Sanctity of contractsBy Raul J. Palabrica |Philippine Daily Inquirer
The bashing that Manila Water Co. and Maynilad Water Services Inc. went through recently in connection with their concession agreement with Metropolitan Waterworks and Sewerage System illustrates the difficulty of doing business with the government.
The two concessionaires were criticized for passing on to their customers “illegal” charges, e.g. income tax obligations, representation expenses and other special operational costs.
Although these billings have been in place for almost 16 years, they drew public attention only in the course of the hearing of the companies’ petition for an upward adjustment of their tariffs.
In response to the criticisms, the companies placed full-page advertisements in the broadsheets stating that these charges were agreed to by MWSS in the concession agreement it signed with them in 1997.
Thus, in consideration for multi-million peso investments for the improvement, development and operation of Metro Manila’s water and sewerage systems, the concessionaires were authorized to collect, in addition to the usual water tariffs, the questioned billings.
The agreement, which is effective up to 2022, also provides for a rates review mechanism every five years to enable the concessionaires to get a fair return on their investments.
Surprise, surprise, after all these years, the MWSS suddenly found something wrong with those charges. Its chief regulator, Emmanuel Caparas, said passing on the companies’ tax liability to the customers was illegal and that the operational expenses included in the computation of the rate basis were inappropriate.
The belated expression of concern for the welfare and interests of the water customers is comical, to say the least.
Until some so-called public interest groups demonized the charges as exploitative, MWSS considered them fair, equitable and consistent with generally accepted practices in developed countries.
It did not find any reason to question them, or rock the boat, so to speak, because the concessionaires were ably performing the mission it was supposed to undertake under the law that created it.
It also helped that the two companies were regularly remitting concession fees to MWSS that enabled it to continue to operate and sustain the cozy lifestyle of its officers and employees until President Aquino put an end to the allowance-giving spree of its former board of trustees.
The billings that were earlier considered to be in the best interests of water-starved Metro Manila residents metamorphosed into unconscionable financial impositions on the hapless wards of MWSS.
What was in the mind of MWSS when it planned the privatization of its facilities? Did it think it was in a strong bargaining position? Or did it feel it was obliged to quickly turn over its system to the private sector?
In the auction or bidding of government projects or assets, the government has the upper hand. Subject to existing laws or regulations, it can dictate the terms and conditions (or Terms of Reference) of the planned sale or auction.
Bidders or participants can be disqualified outright if they do not meet the pre-qualification standards set by the government office overseeing the activity. Until the award is signed, that office has complete control over the proceedings to make sure the bids submitted meet the objectives of the whole exercise.

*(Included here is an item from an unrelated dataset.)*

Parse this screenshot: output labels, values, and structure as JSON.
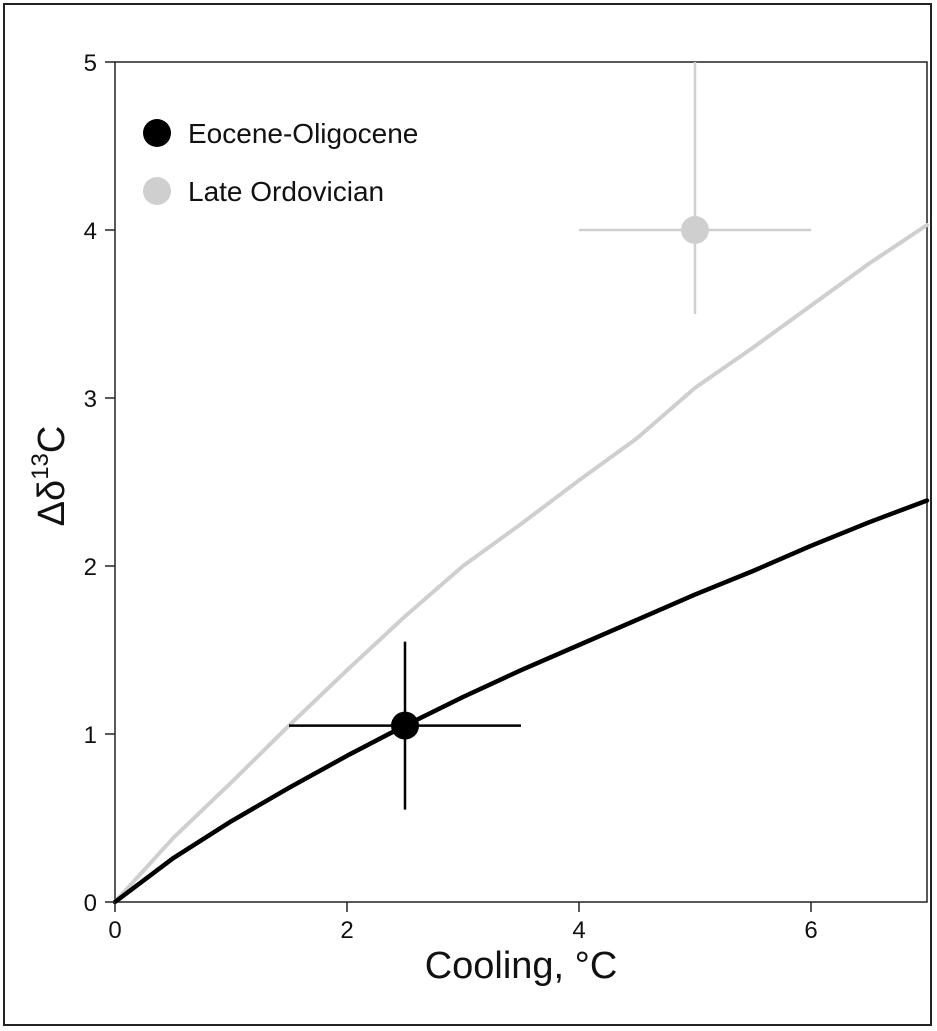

If in 1997 MWSS believed it was negotiating from a position of strength and, that early, felt the questioned charges were illegal, it could have made that matter clear in the Terms of Reference or, if the bidders asked for it, turned them down pronto.
On the other hand, if MWSS was under pressure from the administration then to privatize its facilities as soon as possible to deflect criticisms about its failure to meet the water needs of Metro Manila residents, it had no choice but accept the demand of the concessionaires to include the questioned charges in the concession agreement.
It is not uncommon that, due to external pressure or instructions from the higher ups, some public officials are forced into agreements that, although legally defensible on its face, contain morally questionable provisions. As the legal adage goes, not everything that is legal is moral.
The fear of displeasing the powers-that-be often motivates public officials into looking the other way or being less circumspect in their actions. They sometimes take solace in the thought that “in case anything goes wrong with the transactions he entered into, it would be his successor’s headache, not his.”
Whatever may be the reason behind entering into an agreement, a contract freely entered into must be dutifully complied with by the parties. That is the norm in civilized societies.
The present board of trustees of MWSS has to decide whether or not it will respect the terms and conditions of the concession agreements entered into by its 1997 predecessor in regard to the questioned charges.
Unless the concessionaires agree to their deletion or a competent court declares them illegal, MWSS cannot, in the exercise of its regulatory authority, disallow their collection.
Neither will the threat of some publicity-seeking senators to investigate the matter be of any consequence to the legality of those agreements. The inviolability of contracts freely entered into by the parties is protected by our Constitution.
Doing business with the government can sometimes be a pain in the neck.